Alors que l’extrême droite en embuscade se gargarise de toute évocation de l’islamisme en jouant sur les effets de raccourcis, une fin moins dramatique aurait-elle rendu le film plus légitime ?
En se focalisant sur la tragédie, on donne le sentiment de décrire la réalité dans son ensemble et pas un aspect très limité de cette réalité. La radicalisation et la violence sont toujours celles d’une infime minorité. Elles pèsent néanmoins sur les esprits et même sur les corps. Les attentats sont là pour en témoigner. Mais ce focus élude le contexte géopolitique dans lequel ces tensions s’inscrivent et qui les nourrissent. La radicalisation se nourrit en partie des politiques étrangères menées par les démocraties et des tensions géopolitiques.

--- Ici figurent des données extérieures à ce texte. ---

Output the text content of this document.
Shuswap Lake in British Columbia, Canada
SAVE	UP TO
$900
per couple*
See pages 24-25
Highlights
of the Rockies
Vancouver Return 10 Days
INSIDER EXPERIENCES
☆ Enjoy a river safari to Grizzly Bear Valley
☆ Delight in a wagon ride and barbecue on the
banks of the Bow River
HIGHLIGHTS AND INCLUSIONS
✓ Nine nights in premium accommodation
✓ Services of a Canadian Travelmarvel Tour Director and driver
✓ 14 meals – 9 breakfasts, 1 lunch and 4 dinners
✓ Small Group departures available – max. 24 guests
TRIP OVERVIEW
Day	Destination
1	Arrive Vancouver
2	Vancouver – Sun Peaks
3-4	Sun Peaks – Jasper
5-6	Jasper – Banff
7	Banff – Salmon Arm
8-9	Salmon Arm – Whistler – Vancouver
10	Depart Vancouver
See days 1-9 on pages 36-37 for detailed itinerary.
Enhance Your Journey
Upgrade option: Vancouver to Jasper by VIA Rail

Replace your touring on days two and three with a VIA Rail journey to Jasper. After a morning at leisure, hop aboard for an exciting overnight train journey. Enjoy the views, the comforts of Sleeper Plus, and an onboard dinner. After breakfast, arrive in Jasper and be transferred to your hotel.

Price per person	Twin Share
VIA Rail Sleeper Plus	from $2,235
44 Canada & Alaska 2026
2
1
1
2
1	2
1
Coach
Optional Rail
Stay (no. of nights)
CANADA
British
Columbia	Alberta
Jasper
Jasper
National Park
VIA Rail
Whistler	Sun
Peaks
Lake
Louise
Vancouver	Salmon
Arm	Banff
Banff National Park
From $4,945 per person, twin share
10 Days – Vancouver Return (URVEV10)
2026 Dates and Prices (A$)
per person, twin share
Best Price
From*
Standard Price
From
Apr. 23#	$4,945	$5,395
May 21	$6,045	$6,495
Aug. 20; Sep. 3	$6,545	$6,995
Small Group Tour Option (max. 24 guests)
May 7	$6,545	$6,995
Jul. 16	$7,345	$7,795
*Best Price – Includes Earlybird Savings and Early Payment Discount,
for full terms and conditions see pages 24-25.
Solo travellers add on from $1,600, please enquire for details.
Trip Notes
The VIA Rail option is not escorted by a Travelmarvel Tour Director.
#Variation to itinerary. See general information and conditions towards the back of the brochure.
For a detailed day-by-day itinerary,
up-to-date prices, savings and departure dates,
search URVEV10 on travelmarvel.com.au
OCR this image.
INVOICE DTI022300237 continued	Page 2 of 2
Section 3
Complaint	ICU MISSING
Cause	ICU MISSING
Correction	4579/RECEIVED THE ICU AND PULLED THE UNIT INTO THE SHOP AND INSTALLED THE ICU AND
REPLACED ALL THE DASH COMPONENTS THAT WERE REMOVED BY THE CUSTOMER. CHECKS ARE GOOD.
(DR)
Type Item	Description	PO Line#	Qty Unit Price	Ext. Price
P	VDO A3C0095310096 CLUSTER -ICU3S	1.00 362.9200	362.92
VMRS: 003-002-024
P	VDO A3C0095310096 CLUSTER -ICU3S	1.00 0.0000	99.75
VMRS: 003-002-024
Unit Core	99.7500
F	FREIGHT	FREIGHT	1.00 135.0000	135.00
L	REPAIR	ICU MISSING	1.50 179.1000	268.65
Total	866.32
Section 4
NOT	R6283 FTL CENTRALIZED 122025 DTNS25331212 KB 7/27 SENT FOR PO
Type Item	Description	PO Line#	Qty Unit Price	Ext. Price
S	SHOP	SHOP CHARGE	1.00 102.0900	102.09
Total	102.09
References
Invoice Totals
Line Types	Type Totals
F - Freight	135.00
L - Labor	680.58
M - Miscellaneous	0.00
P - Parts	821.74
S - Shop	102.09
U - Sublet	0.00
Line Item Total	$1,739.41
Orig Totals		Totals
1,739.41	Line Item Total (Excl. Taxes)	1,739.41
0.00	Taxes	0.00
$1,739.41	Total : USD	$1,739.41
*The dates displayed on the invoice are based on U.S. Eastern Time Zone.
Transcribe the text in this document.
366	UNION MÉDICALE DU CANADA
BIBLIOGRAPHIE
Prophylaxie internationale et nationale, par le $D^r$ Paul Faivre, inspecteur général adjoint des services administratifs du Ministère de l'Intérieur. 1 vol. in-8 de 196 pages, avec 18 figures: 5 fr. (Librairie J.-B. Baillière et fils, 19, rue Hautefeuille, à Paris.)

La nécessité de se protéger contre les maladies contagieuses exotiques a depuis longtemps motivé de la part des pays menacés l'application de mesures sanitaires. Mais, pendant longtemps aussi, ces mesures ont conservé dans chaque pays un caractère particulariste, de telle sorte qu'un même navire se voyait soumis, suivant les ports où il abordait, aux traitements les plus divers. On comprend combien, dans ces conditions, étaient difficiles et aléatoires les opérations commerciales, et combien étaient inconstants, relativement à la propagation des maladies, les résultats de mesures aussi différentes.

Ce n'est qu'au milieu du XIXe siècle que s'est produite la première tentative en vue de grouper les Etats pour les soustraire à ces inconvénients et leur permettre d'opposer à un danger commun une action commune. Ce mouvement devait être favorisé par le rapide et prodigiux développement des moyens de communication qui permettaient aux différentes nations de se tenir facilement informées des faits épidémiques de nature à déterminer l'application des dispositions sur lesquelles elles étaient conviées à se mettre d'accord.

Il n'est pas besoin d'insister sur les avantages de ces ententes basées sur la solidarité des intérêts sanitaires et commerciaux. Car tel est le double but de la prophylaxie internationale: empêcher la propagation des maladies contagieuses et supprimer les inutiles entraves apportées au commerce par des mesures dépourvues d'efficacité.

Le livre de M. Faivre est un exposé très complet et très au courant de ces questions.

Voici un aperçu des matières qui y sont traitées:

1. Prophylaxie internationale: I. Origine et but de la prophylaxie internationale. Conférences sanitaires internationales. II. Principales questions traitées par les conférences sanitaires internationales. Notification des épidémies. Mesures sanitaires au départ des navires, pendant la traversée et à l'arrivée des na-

En tant qu’association, nous sommes bien sûr confronté.es à ces paroles excluantes, lgbt+phobes et sexistes notamment. Les lgbt+phobies sont véhiculées par certain.es élèves « musulman.nes », certes, mais également selon notre expérience par des élèves qui ne s’identifient pas le moins du monde à l’islam mais qui défendent un masculinisme radical très inquiétant. Celui de l’extrême droite traditionnelle, qui n’a jamais renoncé à la violence homophobe (et raciste bien évidemment).
Sans oublier les nombreuses prises de positions de dirigeant.es politiques sur la transidentité des mineures, sur le genre, le féminisme, etc., qui nourrissent une profonde hostilité envers les personnes lgbtqia+.